Employers who find themselves confronted with a putative collective action lawsuit under the FLSA typically take immediate steps to limit exposure, both within and outside the litigation. One procedural tool employers seek to avail themselves of is the Offer of Judgment, authorized by Federal Rule of Civil Procedure 68. Using this mechanism, an employer seeks to offer “full relief” to the named plaintiff or plaintiffs who seek to represent the collective, and then argues to the court that the case has been “mooted,” and must be dismissed, without notice to putative collective action participants under 29 U.S.C. § 216(b). This approach has met with mixed results, even within the same federal judicial district, depending on the specific procedural stance in each case. Compare Briggs v. Arthur T. Mott Real Estate LLC, 2006 U.S. Dist. LEXIS 82891 (E.D.N.Y. Nov. 14, 2006)(Offer rendered case moot, notwithstanding collective action allegations) with Velasquez v. Digital Page, Inc., 2012 U.S. Dist. LEXIS 13684 (E.D.N.Y. Feb. 2, 2012)(presence of opt-in plaintiff and pendency of motion for conditional certification negated “mootness” argument).

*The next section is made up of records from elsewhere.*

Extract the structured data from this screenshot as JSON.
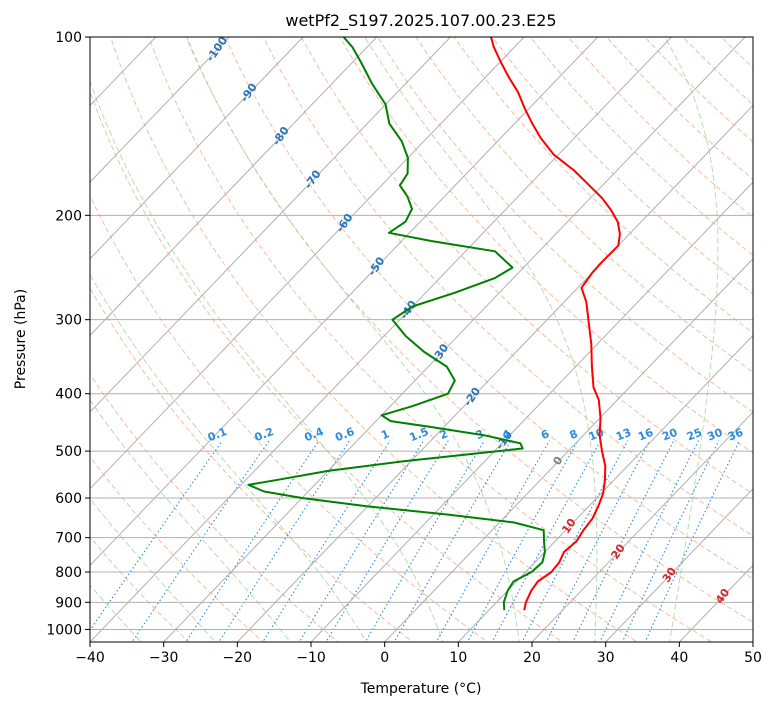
{
  "chart_data": {
    "type": "line",
    "subtype": "skew-t log-p diagram",
    "title": "wetPf2_S197.2025.107.00.23.E25",
    "xlabel": "Temperature (°C)",
    "ylabel": "Pressure (hPa)",
    "xlim": [
      -40,
      50
    ],
    "ylim": [
      1050,
      100
    ],
    "y_scale": "log",
    "x_ticks": [
      "−40",
      "−30",
      "−20",
      "−10",
      "0",
      "10",
      "20",
      "30",
      "40",
      "50"
    ],
    "x_tick_values": [
      -40,
      -30,
      -20,
      -10,
      0,
      10,
      20,
      30,
      40,
      50
    ],
    "y_ticks": [
      "100",
      "200",
      "300",
      "400",
      "500",
      "600",
      "700",
      "800",
      "900",
      "1000"
    ],
    "y_tick_values": [
      100,
      200,
      300,
      400,
      500,
      600,
      700,
      800,
      900,
      1000
    ],
    "grid": true,
    "isotherm_labels": {
      "values": [
        -100,
        -90,
        -80,
        -70,
        -60,
        -50,
        -40,
        -30,
        -20,
        -10,
        0,
        10,
        20,
        30,
        40
      ],
      "text": [
        "-100",
        "-90",
        "-80",
        "-70",
        "-60",
        "-50",
        "-40",
        "-30",
        "-20",
        "-10",
        "0",
        "10",
        "20",
        "30",
        "40"
      ]
    },
    "mixing_ratio_labels": {
      "values": [
        0.1,
        0.2,
        0.4,
        0.6,
        1,
        1.5,
        2,
        3,
        4,
        6,
        8,
        10,
        13,
        16,
        20,
        25,
        30,
        36
      ],
      "text": [
        "0.1",
        "0.2",
        "0.4",
        "0.6",
        "1",
        "1.5",
        "2",
        "3",
        "4",
        "6",
        "8",
        "10",
        "13",
        "16",
        "20",
        "25",
        "30",
        "36"
      ]
    },
    "series": [
      {
        "color": "#ff0000",
        "points": [
          [
            928,
            14.8
          ],
          [
            900,
            14.0
          ],
          [
            860,
            13.2
          ],
          [
            830,
            12.9
          ],
          [
            800,
            13.5
          ],
          [
            770,
            13.3
          ],
          [
            740,
            12.6
          ],
          [
            710,
            12.9
          ],
          [
            680,
            12.4
          ],
          [
            650,
            12.1
          ],
          [
            620,
            11.3
          ],
          [
            590,
            10.3
          ],
          [
            560,
            8.8
          ],
          [
            530,
            7.0
          ],
          [
            500,
            4.6
          ],
          [
            470,
            2.2
          ],
          [
            440,
            0.1
          ],
          [
            410,
            -2.5
          ],
          [
            390,
            -4.9
          ],
          [
            360,
            -7.8
          ],
          [
            330,
            -10.8
          ],
          [
            300,
            -14.4
          ],
          [
            280,
            -17.0
          ],
          [
            265,
            -19.5
          ],
          [
            250,
            -20.0
          ],
          [
            240,
            -20.1
          ],
          [
            225,
            -20.0
          ],
          [
            215,
            -21.3
          ],
          [
            205,
            -23.2
          ],
          [
            196,
            -25.6
          ],
          [
            187,
            -28.4
          ],
          [
            178,
            -31.8
          ],
          [
            168,
            -35.8
          ],
          [
            158,
            -40.6
          ],
          [
            148,
            -44.6
          ],
          [
            140,
            -47.6
          ],
          [
            132,
            -50.6
          ],
          [
            124,
            -53.6
          ],
          [
            117,
            -56.8
          ],
          [
            110,
            -60.0
          ],
          [
            104,
            -62.8
          ],
          [
            100,
            -64.5
          ]
        ]
      },
      {
        "color": "#008000",
        "points": [
          [
            928,
            12.1
          ],
          [
            900,
            11.0
          ],
          [
            860,
            10.0
          ],
          [
            830,
            9.6
          ],
          [
            800,
            10.8
          ],
          [
            770,
            11.0
          ],
          [
            740,
            10.0
          ],
          [
            710,
            8.5
          ],
          [
            680,
            7.0
          ],
          [
            660,
            2.0
          ],
          [
            640,
            -8.0
          ],
          [
            620,
            -20.0
          ],
          [
            600,
            -30.0
          ],
          [
            585,
            -36.0
          ],
          [
            570,
            -39.0
          ],
          [
            560,
            -36.0
          ],
          [
            540,
            -30.0
          ],
          [
            520,
            -21.0
          ],
          [
            505,
            -12.5
          ],
          [
            495,
            -6.5
          ],
          [
            485,
            -7.5
          ],
          [
            470,
            -13.5
          ],
          [
            455,
            -22.0
          ],
          [
            445,
            -28.0
          ],
          [
            435,
            -30.0
          ],
          [
            420,
            -27.0
          ],
          [
            400,
            -23.8
          ],
          [
            380,
            -24.6
          ],
          [
            360,
            -27.5
          ],
          [
            340,
            -32.5
          ],
          [
            320,
            -37.0
          ],
          [
            300,
            -41.0
          ],
          [
            285,
            -40.0
          ],
          [
            270,
            -36.0
          ],
          [
            255,
            -32.5
          ],
          [
            245,
            -31.5
          ],
          [
            230,
            -36.0
          ],
          [
            221,
            -46.0
          ],
          [
            214,
            -52.8
          ],
          [
            205,
            -52.0
          ],
          [
            195,
            -52.8
          ],
          [
            186,
            -55.0
          ],
          [
            178,
            -57.5
          ],
          [
            170,
            -58.0
          ],
          [
            160,
            -60.0
          ],
          [
            150,
            -63.0
          ],
          [
            140,
            -67.0
          ],
          [
            130,
            -70.0
          ],
          [
            120,
            -74.5
          ],
          [
            110,
            -79.0
          ],
          [
            104,
            -82.0
          ],
          [
            100,
            -84.5
          ]
        ]
      }
    ]
  }
}
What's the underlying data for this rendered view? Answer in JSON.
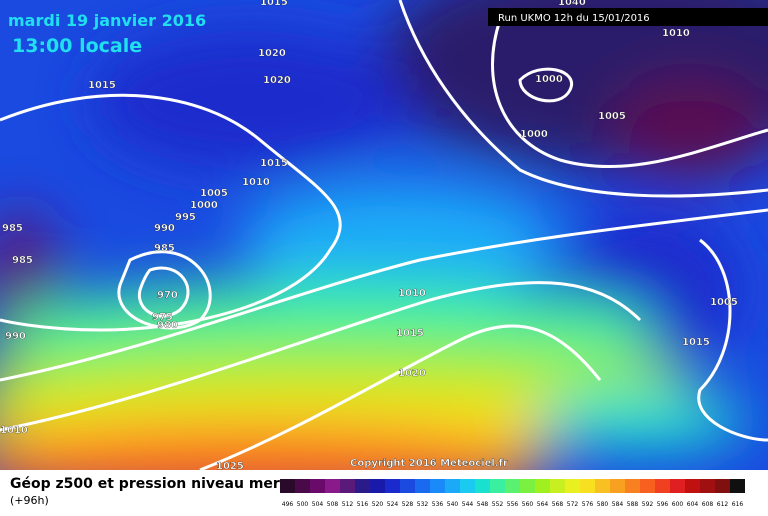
{
  "header": {
    "date": "mardi 19 janvier 2016",
    "time": "13:00 locale",
    "run": "Run UKMO 12h du 15/01/2016"
  },
  "copyright": "Copyright 2016 Meteociel.fr",
  "isobar_labels": [
    "1015",
    "1020",
    "1020",
    "1015",
    "1015",
    "1010",
    "1005",
    "1000",
    "995",
    "990",
    "985",
    "985",
    "985",
    "970",
    "975",
    "980",
    "990",
    "1010",
    "1015",
    "1020",
    "1010",
    "1025",
    "1040",
    "1010",
    "1000",
    "1005",
    "1000",
    "1005",
    "1015"
  ],
  "legend": {
    "title": "Géop z500 et pression niveau mer",
    "subtitle": "(+96h)",
    "values": [
      496,
      500,
      504,
      508,
      512,
      516,
      520,
      524,
      528,
      532,
      536,
      540,
      544,
      548,
      552,
      556,
      560,
      564,
      568,
      572,
      576,
      580,
      584,
      588,
      592,
      596,
      600,
      604,
      608,
      612,
      616
    ],
    "colors": [
      "#2a0a2a",
      "#4a0a4a",
      "#6a0a6a",
      "#8a1a8a",
      "#5a1a7a",
      "#2a1a8a",
      "#1a1aaa",
      "#1a2acc",
      "#1a4ae0",
      "#1a6af0",
      "#1a8af8",
      "#1aaaf8",
      "#1acaf0",
      "#1ae0d0",
      "#3af0a0",
      "#5af070",
      "#7af040",
      "#a0f020",
      "#c8f020",
      "#e8f020",
      "#f8e020",
      "#f8c020",
      "#f8a020",
      "#f88020",
      "#f86020",
      "#f04020",
      "#e02020",
      "#c01010",
      "#a01010",
      "#801010",
      "#101010"
    ]
  }
}
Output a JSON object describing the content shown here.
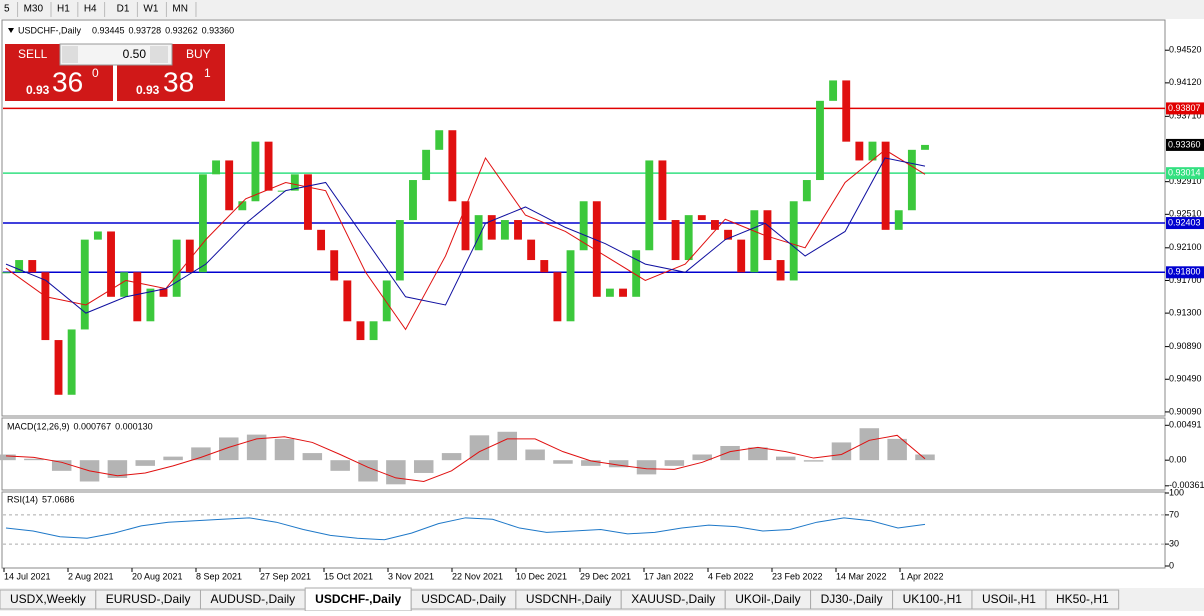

Now, just days after issuing a seminal decision on FLSA issues in the ongoing pharmaceutical sales representative litigations which potentially expands the judiciary’s view of the breadth of exemptions, the Supreme Court has granted an unsuccessful FLSA defendant’s petition for review of the Third Circuit’s decision overturning the District Court and rejecting its attempt to utilize the offer of judgment to make the case moot, Symczyk v. Genesis Healthcare Corp., 656 F.3d 189 (3d Cir. 2011) petition granted at 2012 U.S. LEXIS 4744 (U.S. 2012).

FLSA compliance and litigation are a business reality. Symczyk will provide employers with guidance on the scope of procedural mechanisms available to limit exposure, and provide practitioners with direction regarding the applicability of the offer of judgment mechanism, and, possibly, the temporal limitations attendant to such strategy.